Some more ideas from that conversation (which I wish I would have videoblogged):

- Developing the language will be done by insiders of the old languages (TV, movie, …), who can deconstruct these languages, together with the very young who have the creativity to build upon the work of these pioneers. (Agree?)
- Bandwidth preservation is important.
- Optimizing the workflow is important.
- Will the third world videoblog?
- Why have the tools to make movies not being taken advantage of on a greater scale? Most cameras are being used for home movies. We thought it was the lack of distribution - with a home movie, at least you have an audience.

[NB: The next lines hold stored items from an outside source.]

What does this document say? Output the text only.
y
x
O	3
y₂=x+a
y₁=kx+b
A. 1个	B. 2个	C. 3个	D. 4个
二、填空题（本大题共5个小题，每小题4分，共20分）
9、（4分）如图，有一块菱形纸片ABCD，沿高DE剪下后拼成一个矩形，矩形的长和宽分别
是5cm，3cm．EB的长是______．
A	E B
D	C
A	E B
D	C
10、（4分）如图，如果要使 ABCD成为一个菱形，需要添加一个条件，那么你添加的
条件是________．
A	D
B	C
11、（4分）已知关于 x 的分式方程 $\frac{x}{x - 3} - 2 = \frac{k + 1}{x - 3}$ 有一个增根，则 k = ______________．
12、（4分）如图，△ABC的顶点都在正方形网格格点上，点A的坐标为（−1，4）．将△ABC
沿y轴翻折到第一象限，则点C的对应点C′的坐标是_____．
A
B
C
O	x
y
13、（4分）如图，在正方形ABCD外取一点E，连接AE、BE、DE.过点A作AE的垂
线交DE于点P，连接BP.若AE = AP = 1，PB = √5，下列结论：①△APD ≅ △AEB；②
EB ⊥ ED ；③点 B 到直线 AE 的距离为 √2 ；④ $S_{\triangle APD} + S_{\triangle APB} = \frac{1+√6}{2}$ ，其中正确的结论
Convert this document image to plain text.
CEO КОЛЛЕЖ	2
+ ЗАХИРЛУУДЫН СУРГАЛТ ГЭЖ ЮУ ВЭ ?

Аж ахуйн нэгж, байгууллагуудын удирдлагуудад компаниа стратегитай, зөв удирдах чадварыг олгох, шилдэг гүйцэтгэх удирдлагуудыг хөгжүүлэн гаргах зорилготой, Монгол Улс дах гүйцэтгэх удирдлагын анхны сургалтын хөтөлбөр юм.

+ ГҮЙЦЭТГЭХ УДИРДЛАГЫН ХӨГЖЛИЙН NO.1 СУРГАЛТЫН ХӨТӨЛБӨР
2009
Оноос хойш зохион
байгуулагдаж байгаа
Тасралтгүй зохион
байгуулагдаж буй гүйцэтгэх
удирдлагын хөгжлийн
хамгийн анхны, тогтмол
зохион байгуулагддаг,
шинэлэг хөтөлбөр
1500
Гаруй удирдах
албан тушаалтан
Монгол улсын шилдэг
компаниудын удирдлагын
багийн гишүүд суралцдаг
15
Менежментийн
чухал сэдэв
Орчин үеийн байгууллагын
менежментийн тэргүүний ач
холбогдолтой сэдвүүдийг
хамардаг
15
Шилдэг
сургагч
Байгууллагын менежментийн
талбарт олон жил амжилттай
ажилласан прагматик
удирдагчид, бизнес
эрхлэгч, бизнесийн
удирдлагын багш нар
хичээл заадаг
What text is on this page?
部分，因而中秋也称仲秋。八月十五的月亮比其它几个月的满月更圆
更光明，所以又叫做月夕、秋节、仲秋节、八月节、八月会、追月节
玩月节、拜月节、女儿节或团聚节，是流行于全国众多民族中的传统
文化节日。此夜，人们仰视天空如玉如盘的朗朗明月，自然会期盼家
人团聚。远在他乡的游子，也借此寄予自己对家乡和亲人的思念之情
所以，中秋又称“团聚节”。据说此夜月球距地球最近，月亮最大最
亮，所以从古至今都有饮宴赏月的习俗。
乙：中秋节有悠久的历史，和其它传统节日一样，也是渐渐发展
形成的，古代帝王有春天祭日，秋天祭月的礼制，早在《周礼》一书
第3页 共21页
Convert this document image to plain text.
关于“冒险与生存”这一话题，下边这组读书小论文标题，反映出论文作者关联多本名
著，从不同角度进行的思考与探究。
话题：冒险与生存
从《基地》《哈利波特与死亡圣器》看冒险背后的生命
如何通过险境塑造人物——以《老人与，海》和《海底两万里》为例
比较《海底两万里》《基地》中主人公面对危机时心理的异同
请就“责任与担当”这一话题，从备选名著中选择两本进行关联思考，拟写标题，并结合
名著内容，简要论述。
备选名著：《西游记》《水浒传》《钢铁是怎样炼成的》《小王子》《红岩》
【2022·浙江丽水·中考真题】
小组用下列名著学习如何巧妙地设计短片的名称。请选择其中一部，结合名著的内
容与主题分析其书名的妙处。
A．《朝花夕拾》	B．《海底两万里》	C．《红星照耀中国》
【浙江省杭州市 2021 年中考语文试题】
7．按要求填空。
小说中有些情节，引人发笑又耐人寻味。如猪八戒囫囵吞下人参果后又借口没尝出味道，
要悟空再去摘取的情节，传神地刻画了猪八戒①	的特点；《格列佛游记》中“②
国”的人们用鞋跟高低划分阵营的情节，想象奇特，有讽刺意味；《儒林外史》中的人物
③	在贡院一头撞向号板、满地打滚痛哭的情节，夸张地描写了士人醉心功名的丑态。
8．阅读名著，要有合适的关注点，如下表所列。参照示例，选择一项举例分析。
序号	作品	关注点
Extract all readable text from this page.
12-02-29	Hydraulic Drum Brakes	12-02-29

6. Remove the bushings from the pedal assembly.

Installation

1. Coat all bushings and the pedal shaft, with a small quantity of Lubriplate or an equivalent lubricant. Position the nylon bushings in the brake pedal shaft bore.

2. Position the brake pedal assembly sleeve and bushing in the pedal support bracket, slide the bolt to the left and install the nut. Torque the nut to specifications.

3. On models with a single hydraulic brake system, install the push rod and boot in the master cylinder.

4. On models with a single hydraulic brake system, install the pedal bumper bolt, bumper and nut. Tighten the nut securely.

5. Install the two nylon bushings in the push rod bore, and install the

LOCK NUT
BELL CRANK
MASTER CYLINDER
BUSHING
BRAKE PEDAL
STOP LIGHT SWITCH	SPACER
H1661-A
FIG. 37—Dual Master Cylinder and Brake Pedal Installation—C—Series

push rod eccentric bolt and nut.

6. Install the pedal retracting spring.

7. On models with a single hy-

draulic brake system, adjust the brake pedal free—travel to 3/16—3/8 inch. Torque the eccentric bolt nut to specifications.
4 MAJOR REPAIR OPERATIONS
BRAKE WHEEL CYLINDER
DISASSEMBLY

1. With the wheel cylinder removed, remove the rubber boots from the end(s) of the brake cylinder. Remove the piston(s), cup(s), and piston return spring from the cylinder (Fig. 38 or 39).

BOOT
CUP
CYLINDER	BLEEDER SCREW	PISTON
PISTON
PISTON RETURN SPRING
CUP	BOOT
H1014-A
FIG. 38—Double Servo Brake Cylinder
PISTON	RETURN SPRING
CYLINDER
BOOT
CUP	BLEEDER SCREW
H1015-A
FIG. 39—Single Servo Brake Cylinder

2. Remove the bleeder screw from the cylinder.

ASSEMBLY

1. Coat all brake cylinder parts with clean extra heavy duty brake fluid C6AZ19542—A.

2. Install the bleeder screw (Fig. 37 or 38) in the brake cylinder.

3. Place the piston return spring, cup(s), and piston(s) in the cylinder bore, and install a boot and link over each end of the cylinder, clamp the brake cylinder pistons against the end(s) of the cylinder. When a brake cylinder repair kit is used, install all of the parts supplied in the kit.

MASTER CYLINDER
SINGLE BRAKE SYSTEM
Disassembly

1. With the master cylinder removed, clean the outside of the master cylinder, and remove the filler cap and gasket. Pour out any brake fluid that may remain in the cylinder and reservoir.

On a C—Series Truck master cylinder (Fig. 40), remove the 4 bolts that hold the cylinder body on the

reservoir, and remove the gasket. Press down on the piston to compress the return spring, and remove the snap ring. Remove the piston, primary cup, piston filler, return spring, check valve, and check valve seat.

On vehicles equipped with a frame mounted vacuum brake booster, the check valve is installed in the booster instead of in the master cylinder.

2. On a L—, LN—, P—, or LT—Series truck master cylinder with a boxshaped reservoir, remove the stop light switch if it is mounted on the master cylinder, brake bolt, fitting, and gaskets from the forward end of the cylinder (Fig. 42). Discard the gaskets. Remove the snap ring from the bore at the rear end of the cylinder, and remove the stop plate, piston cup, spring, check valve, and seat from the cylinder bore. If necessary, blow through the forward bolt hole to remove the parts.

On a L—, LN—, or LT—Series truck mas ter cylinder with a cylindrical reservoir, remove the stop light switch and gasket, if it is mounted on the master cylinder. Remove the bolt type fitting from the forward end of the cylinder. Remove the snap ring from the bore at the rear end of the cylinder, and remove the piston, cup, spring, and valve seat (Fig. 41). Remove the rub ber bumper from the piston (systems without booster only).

Finally: why haven’t I seen Bush’s latest speech with a commentary track by insightful people as a downloadable file? It’d be more entertaining and interesting than watching the live speech on TV.

The Vogma manifesto:

- a vog respects bandwidth
- a vog is not streaming video (this is not the reinvention of television)
- a vog uses performative video and/or audio
- a vog is personal
- a vog uses available technology
- a vog experiments with writerly video and audio
- a vog lies between writing and the televisual
- a vog explores the proximate distance of words and moving media

Tuesday, April 20th, 2004

ZZ/OSS Installer - SitePoint PHP Blog: an excellent idea: a generic “installer” application for PHP scripts. But: “With the available releases, while playing “I’m a dumb user”, was unable to install the installer.”, and “writing installers for PHP, the installer itself also being PHP, is notoriously difficult.”

I really pray they make this into a useful tool, even for small scripts (not just a developer plaything). Installing even a simple PHP script is still too hard, a few exceptions aside. This beginners tutorial explains things a bit.